Together, these two revolts over water should send an important message to officials at the World Bank, if they are willing to hear it. The people of Bolivia did not choose to privatize their public water systems. That choice was forced on them, as it has been in many poor nations around the world, when the World Bank made privatization an explicit condition of aid in the mid-1990s. Poor countries such as Bolivia, which rely heavily on foreign assistance for survival, are not in much of a position to say no to such pressures.

World Bank water officials claim all the best intentions when they make the push for water privatization. The bank has argued that poor governments are often too plagued by local corruption and too ill equipped to run public water systems efficiently. Handing water over to foreign corporations, the bank has said, opens the door to needed investment and skilled management.

However, to borrow a phrase, the road to bad public policy is often paved with good intentions. Bolivia's experience with bank-forced water privatization is a striking example of the yawning gap between World Bank theory and how things actually work in the real world for the poor families who have to live with the results.

In Cochabamba five years ago, the water contract with Bechtel and the Abengoa Corporation of Spain paved the way for rate increases of double and more for poor water users. Those steep and sudden price hikes, needed in part to finance the 16 percent annual profit demanded by the companies, led to citywide protests and eventually to Bechtel's and Abengoa's ouster. The Bolivian government declared martial law in an effort to save the companies' contract, leaving one teenage boy dead and more than 100 people wounded.

In El Alto the chief complaint about the Suez/World Bank privatization is that it left tens of thousands of poor families with no access to water whatsoever. Fortunately, no one was killed or wounded in this latest water revolt, a credit to President Carlos Mesa, who agreed that the water contract was inadequate and approved its cancellation.

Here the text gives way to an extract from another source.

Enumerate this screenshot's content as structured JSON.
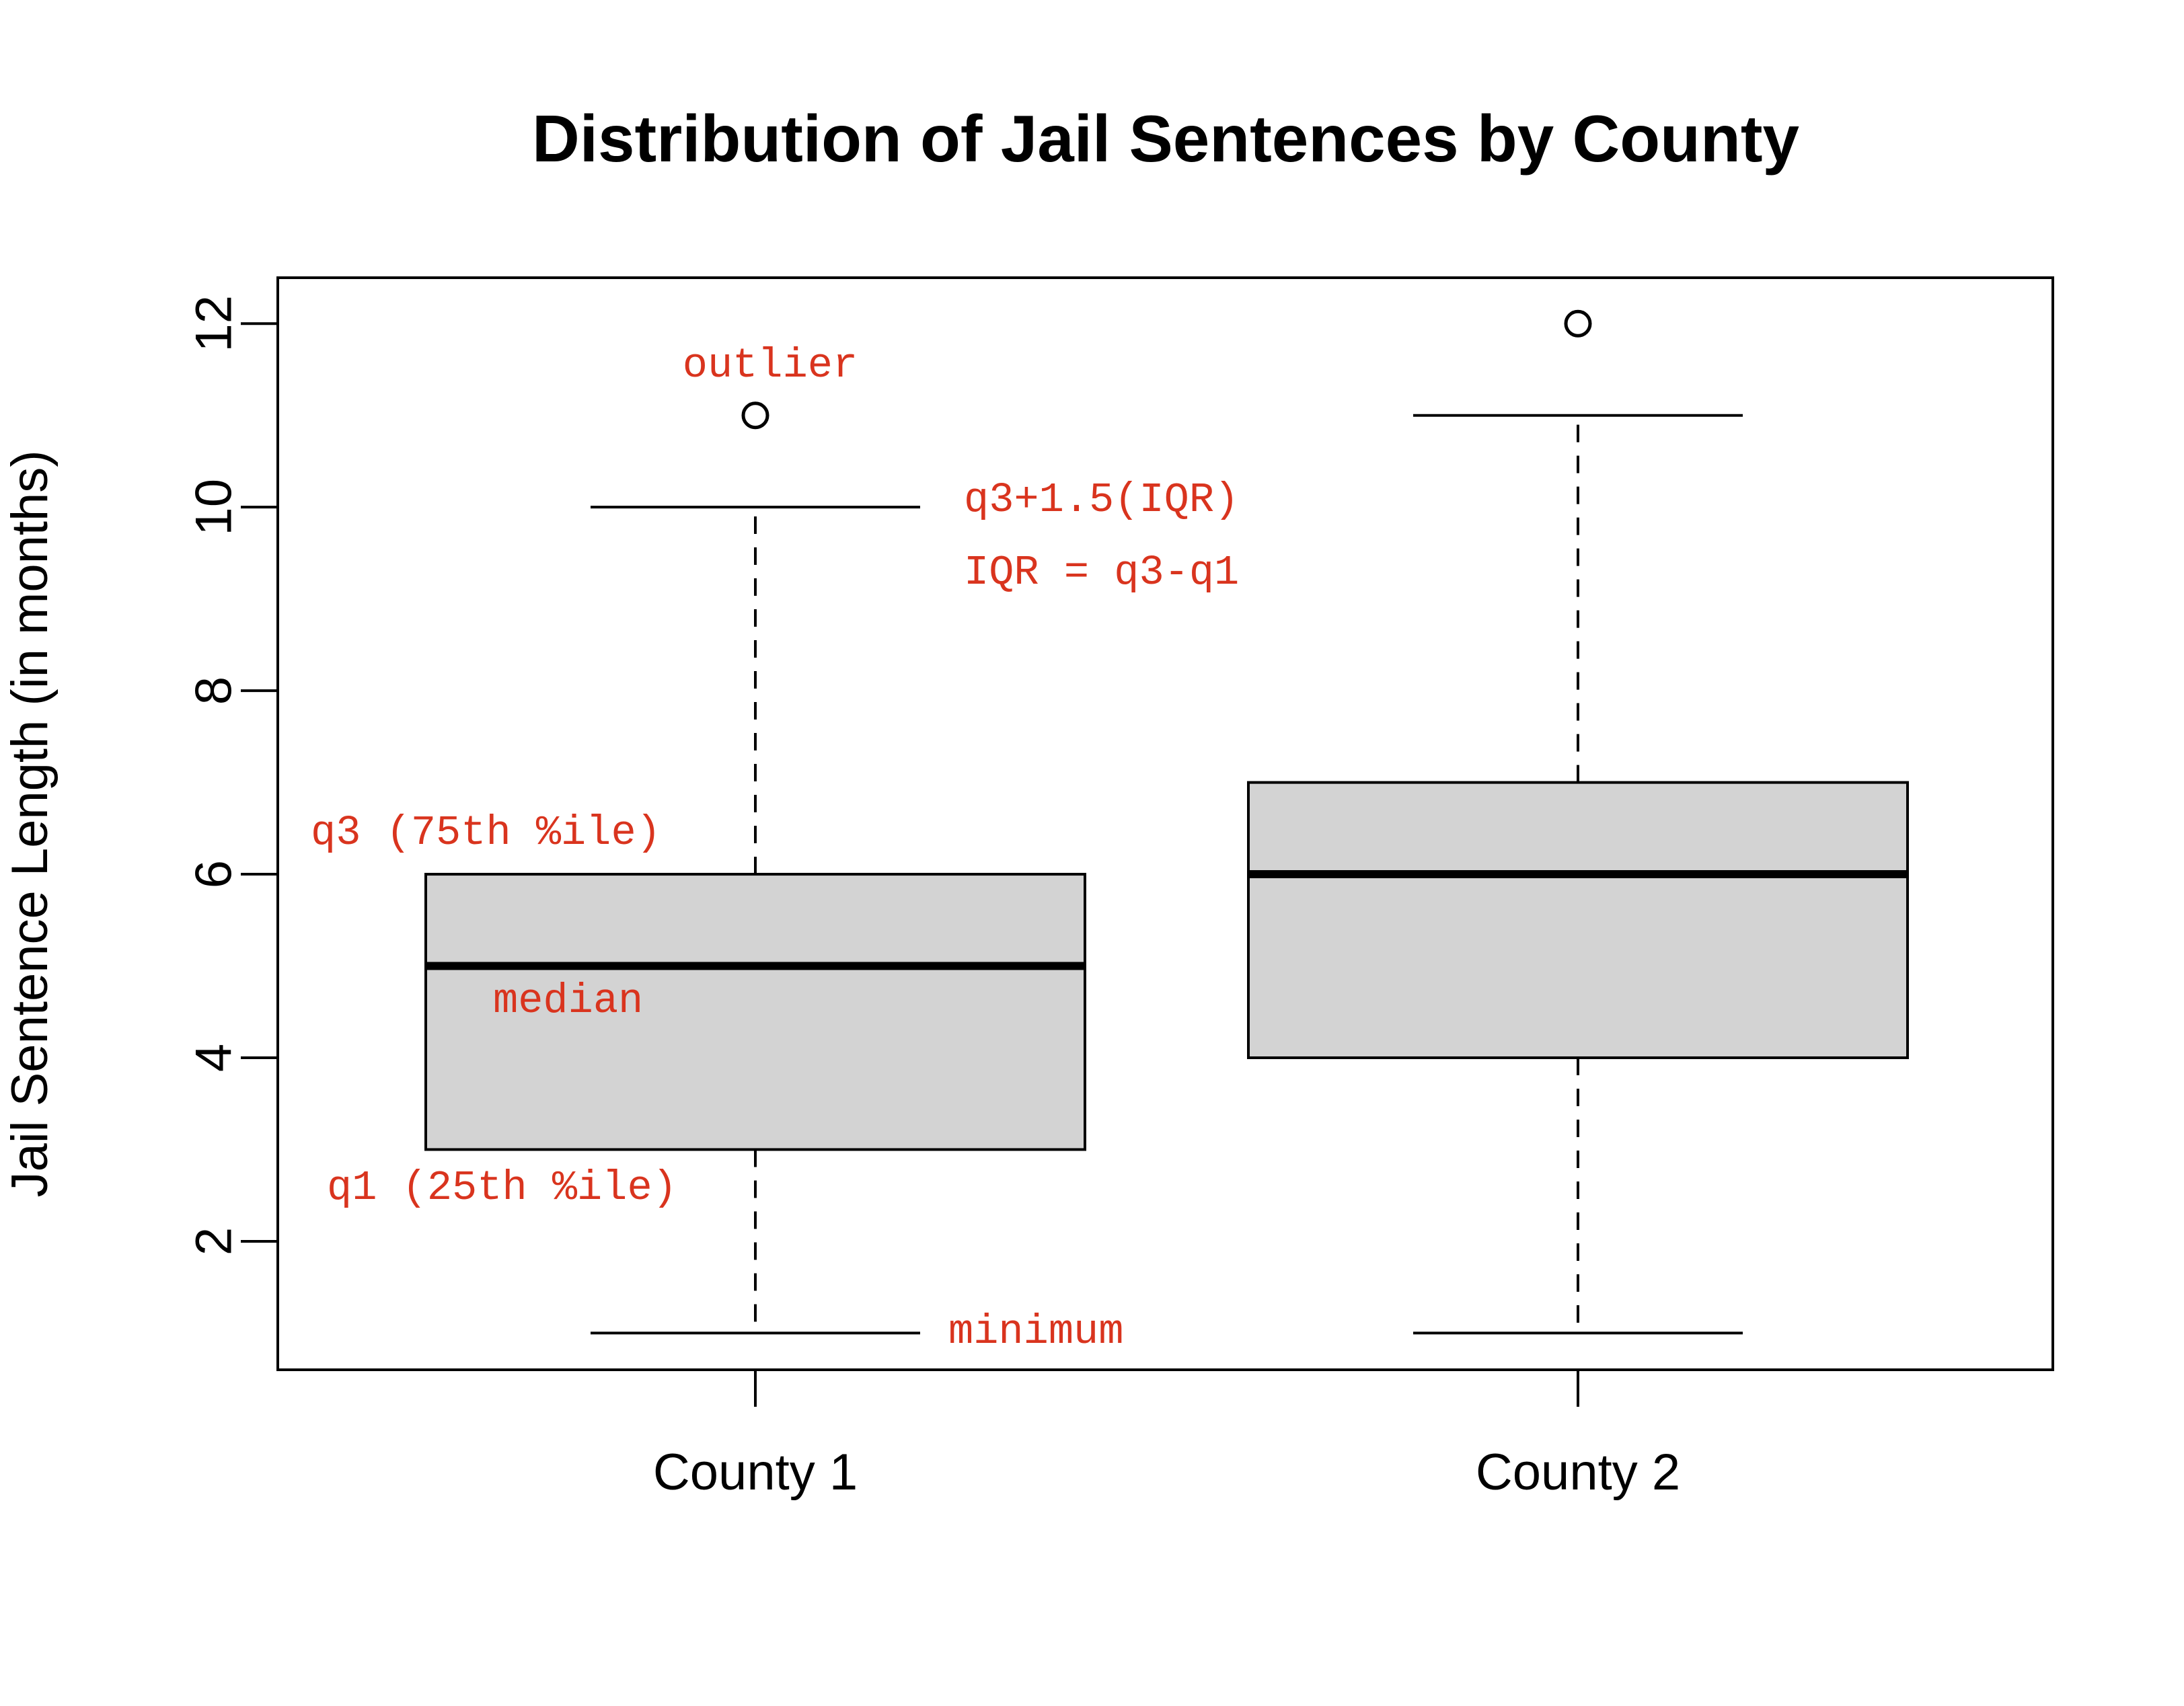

Observers from all sides will try to pin exotic labels on what happened this month in Bolivia--an indigenous uprising, the work of radicals secretly trying to subvert the government, etc. None of these capture the real lesson. At their essence, the water revolts in Cochabamba and El Alto were consumer rebellions. While many Bolivians are philosophically opposed to putting the country's natural resources into the hands of private corporations--and not without good reason, given the country's recent experiences with World Bank/IMF-forced reforms--most people here are simply angry at the practical result.

When Cochabamba's privatization failed, the bank blamed bad implementation, insisting that the theory still held. In 2002 the Bank declared the El Alto-La Paz water privatization as having "achieved positive results. "When the people of El Alto took to the streets this month, it was a clear declaration that the bank got it wrong.

The promise of private investment has turned out to rely on market-rate pricing that the poor cannot afford. In El Alto the cost of getting a water and sewage hook-up exceeded a half-year's income at the minimum wage. The promise of skilled management turned out to be about corporate leaders willing to let the poor suffer and, in Bechtel and Abengoa's case, stand aside while they were shot. No one--not the Bolivian government, not the World Bank and certainly not the multinational corporations involved--ever asked the Bolivian people, "Do you want to privatize your water?" One of the most important policy choices a people can make--public or private?--was taken away and made by economists and theorists in a huge white stone building a hemisphere away.

Bolivia's second citizen revolt against water privatization in five years ought to give the officials working in that building a moment of pause, to ask why the theory that seems to work so well on paper seems to work out so badly once it hits the ground.